【TiDB Usage Environment】Production environment
【TiDB Version】v4.0.9
【Encountered Problem】The cluster has 3 TiKV nodes. Through the monitoring panel, it is often seen that the CPU load of a single TiKV is higher than the other two, and the IO of a single TiKV is always at 100%.
【Reproduction Path】Operations performed that led to the problem
【Problem Phenomenon and Impact】
Causes system instability, and a single slow SQL can easily trigger an avalanche event. Recently, one of the TiKV’s CPU usage exceeded 90%, causing user system lag and generating a lot of dirty data. Attempting to restart a single TiKV node was ineffective. The entire cluster needed to be restarted to resume production.
【Attachments】
May I ask where to check the region metrics held by the TiKV nodes? If it’s in overview->tikv, the regions for all three machines are the same, max: 11.0K; current: 11.0K.
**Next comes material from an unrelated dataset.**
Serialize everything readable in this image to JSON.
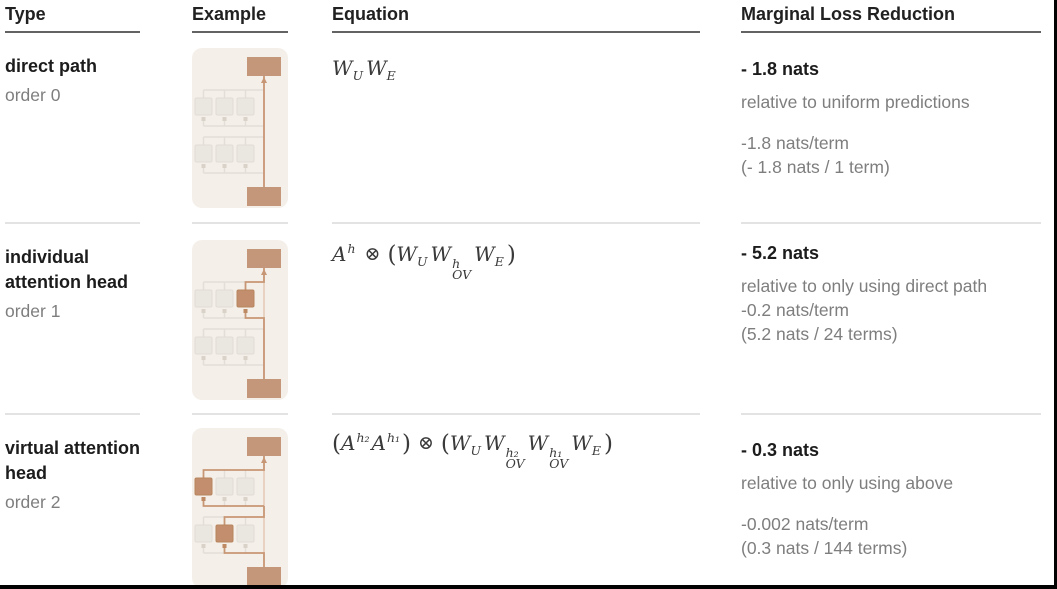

Yes. When the incident occurred last Sunday, I immediately checked the slow SQL, added indexes to the suspected queries, and made other optimizations. Then I doubled the CPU and memory for TiDB. MAX_EXECUTION_TIME is set at the session level in the application because analyze and adding indexes take more than 10 seconds. However, after observing for the past few days, it seems that the problem still exists and might be triggered again during the next peak period.
Causing system instability, a single slow SQL can easily trigger an avalanche event. Recently, one of the TiKV nodes had a CPU usage of over 90%, causing system lag for users and resulting in a lot of dirty data. Attempting to restart a single TiKV node was ineffective. The entire cluster had to be restarted to resume production.
Your method is incorrect and can easily lead to accidents.